/news/society

612 églises démolies, fermées ou abandonnées

Nicolas Saillant | Journal de Québec

De plus en plus d’églises, dont certaines constituent des joyaux d’architecture, ferment leurs portes au Québec, faute de financement pour leur redonner une seconde vie. Bref, notre patrimoine religieux s’en va chez le diable, déplorent de nombreux experts.

« Bâtiment carrément en péril », « urgence manifeste » ou « histoires d’horreur », les spécialistes qui étudient la question ne manquent pas de qualificatifs pour illustrer « l’état alarmant » de la situation.

Et rien n’indique que l’aide de 20 M$ annoncée par la ministre Nathalie Roy au début du mois suffira à colmater la brèche, estime l’urbaniste Serge Filion, qui s’intéresse de près au sort de nos églises.

« L’argent ne vient pas au même rythme que le péril », déplore l’expert, qui plaide pour une « corvée nationale ».

À Québec

Au cours des dernières semaines, l’actualité est venue rappeler aux Québécois, parfois brutalement, que les églises qu’ils ont désertées en tournant le dos à la religion catholique sont en train de disparaître sous le pic des démolisseurs ou de sombrer dans l’oubli :

-l’église Saint-Cœur-de-Marie, sur la Grande Allée, à Québec, a été démolie cet été. Elle fera place à des condos, malgré sa valeur patrimoniale jugée « supérieure » ;

-l’église du Très-Saint-Sacrement, sur le chemin Sainte-Foy, à Québec, a dû être fermée d’urgence, le mois dernier, pour des raisons de sécurité. L’imposant lieu de culte presque centenaire risque maintenant la démolition.

Le sort de ces deux églises est pourtant loin d’être unique. Une recension effectuée en mai dernier par le Conseil du patrimoine religieux a révélé que 612 des 2746 églises qui avaient été répertoriées au Québec en 2003 avaient depuis été démolies, fermées ou recyclées.

Cela signifie que 22 % du parc immobilier religieux a disparu sur une période de 16 ans.

Debout de justesse

S’il est malheureusement trop tard pour certaines églises démolies malgré leur grande valeur patrimoniale, les experts s’inquiètent particulièrement de celles qui sont actuellement fermées, laissées souvent sans chauffage l’hiver et sans aucun projet dans les cartons.

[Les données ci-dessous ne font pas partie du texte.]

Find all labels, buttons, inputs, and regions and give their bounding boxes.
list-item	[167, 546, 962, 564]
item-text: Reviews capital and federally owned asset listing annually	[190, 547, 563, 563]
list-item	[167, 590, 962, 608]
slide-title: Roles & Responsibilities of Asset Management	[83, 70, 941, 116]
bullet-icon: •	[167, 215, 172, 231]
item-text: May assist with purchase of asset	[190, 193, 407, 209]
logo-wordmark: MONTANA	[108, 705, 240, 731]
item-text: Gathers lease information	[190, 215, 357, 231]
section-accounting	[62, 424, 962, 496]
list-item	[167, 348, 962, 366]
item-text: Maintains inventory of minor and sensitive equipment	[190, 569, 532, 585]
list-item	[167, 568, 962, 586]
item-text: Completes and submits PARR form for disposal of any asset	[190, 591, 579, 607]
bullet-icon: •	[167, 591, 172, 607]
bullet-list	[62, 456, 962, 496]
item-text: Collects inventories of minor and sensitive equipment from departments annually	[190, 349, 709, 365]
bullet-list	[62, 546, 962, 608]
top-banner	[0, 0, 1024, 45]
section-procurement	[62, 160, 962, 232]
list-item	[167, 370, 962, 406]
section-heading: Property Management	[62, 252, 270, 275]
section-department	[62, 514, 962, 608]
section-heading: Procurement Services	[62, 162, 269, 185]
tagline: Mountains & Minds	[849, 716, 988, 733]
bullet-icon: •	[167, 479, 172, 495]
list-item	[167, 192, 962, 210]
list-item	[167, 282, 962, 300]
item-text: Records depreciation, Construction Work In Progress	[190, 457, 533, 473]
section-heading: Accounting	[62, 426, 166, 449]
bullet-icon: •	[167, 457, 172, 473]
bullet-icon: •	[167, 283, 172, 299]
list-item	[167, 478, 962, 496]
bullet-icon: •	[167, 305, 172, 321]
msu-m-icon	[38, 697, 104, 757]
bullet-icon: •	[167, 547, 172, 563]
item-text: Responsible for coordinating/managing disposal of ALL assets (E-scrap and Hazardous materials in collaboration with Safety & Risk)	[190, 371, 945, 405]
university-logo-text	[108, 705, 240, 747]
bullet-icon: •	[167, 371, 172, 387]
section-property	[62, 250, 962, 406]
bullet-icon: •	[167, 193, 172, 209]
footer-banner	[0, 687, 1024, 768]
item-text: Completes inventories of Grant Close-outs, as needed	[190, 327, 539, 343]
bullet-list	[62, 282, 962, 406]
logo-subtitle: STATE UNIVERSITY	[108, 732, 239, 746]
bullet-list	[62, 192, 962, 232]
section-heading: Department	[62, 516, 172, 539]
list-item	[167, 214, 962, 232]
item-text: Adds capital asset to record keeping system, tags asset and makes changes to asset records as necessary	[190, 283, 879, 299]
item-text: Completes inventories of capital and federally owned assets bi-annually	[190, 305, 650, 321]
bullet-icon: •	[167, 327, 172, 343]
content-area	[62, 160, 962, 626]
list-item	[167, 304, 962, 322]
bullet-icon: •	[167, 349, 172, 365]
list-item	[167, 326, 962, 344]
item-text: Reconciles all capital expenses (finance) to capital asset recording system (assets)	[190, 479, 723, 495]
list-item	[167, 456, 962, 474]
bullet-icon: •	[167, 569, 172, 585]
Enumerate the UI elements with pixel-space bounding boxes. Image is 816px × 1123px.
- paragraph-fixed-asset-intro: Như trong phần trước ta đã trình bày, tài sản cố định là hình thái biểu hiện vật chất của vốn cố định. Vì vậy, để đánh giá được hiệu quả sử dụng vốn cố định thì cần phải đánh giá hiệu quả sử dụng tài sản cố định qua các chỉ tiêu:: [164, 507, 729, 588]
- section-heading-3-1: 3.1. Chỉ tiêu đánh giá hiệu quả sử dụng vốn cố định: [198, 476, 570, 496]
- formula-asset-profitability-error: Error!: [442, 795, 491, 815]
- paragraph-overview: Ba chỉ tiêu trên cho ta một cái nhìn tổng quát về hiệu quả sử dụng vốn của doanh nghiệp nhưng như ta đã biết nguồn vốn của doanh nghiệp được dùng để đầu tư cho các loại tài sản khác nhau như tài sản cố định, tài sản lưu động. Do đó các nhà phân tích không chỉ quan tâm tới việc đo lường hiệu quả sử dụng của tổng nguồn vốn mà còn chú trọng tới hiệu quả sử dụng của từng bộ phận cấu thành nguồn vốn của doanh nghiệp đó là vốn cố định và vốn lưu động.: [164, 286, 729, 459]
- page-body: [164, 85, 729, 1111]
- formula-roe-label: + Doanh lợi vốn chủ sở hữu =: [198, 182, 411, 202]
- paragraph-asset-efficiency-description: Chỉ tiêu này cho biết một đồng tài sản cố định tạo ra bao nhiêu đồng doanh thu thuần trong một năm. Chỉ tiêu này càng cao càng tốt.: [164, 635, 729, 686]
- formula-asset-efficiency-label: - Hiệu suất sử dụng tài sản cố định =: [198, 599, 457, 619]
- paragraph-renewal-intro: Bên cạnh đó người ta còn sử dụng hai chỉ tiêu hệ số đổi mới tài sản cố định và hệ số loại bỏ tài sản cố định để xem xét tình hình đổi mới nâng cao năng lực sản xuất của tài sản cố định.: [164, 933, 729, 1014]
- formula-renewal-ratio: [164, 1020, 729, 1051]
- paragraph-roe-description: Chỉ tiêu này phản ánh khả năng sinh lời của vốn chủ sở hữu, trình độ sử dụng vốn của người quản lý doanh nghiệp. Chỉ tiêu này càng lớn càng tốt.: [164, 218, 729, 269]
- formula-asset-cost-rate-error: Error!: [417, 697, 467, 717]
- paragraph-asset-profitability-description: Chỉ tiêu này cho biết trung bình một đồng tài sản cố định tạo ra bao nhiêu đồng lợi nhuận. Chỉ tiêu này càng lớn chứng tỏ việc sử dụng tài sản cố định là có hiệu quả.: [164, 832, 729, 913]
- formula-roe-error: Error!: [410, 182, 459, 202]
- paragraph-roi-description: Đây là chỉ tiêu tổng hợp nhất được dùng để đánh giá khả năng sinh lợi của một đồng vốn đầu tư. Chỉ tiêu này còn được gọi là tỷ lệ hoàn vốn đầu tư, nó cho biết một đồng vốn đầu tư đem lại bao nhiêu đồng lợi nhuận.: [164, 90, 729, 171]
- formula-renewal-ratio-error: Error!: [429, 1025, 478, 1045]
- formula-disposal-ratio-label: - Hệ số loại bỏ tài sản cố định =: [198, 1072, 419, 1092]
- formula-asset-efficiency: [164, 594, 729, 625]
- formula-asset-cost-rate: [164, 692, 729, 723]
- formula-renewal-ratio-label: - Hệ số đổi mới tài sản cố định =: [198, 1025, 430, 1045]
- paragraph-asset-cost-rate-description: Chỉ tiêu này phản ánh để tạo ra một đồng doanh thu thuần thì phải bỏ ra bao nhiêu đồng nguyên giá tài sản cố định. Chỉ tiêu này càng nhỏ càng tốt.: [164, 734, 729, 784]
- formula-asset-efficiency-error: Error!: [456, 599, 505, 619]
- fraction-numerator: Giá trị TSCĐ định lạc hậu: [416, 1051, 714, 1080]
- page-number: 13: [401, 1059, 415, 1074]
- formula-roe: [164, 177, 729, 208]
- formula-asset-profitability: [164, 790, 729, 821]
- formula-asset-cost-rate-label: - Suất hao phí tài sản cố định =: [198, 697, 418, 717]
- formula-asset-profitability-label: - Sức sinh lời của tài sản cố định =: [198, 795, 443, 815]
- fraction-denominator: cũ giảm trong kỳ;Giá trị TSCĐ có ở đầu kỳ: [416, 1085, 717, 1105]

« Quand on ferme une église, le compte à rebours commence », indique Serge Filion.

En matière de préservation, il s’agit de la pire des situations, dit-il.

« En patrimoine, c’est terrible. Notre inquiétude, c’est vraiment par rapport à l’inoccupation. Il peut y avoir du vandalisme, du vol, la détérioration est plus rapide », explique Renée Genest, d’Action patrimoine.

Actuellement, 108 églises sont fermées au Québec, souvent depuis plusieurs années. Certaines tiennent « encore debout par la peau des dents », n’hésite pas à dire la professeure de l’UQAM Lucie K. Morisset. «Dans certains cas, il est carrément trop tard.»

Au cours des dernières semaines, Le Journal a d’ailleurs identifié certains de ces cas alarmants au Québec. Parmi ceux-ci :

-une église datant de 1895 qui risque la démolition, dans un village de Lanaudière ;

-une immense église abandonnée et qui a été ravagée par de nombreux incendies au cours de l’hiver dernier à Montréal ;

-une autre église dangereuse de la métropole, où les paroissiens sont contraints d’assister à la messe dans le couloir d’un édifice adjacent.

Des choix difficiles

Même avec plus de moyens, les observateurs s’entendent pour dire qu’il y aura des choix à faire.

« Si vous essayez de tout conserver, ça équivaut à tout abandonner, c’est une question de moyens », prévient John Porter, président d’un groupe de travail sur la situation dans la Vieille Capitale.

L’aide de 20 M$ annoncée début août par le gouvernement Legault est loin de répondre aux demandes souvent urgentes que reçoit le Conseil du patrimoine religieux.

En 2018, les demandes reçues par l’organisme totalisaient 40 M$.

À cela s’ajoute l’incapacité pour plusieurs municipalités d’entretenir les églises, leur population étant tout simplement insuffisante pour supporter le fardeau que cela peut représenter. « Il faut penser en dehors de la boîte, en dehors [du projet d’en faire une] bibliothèque », plaide Renée Genest.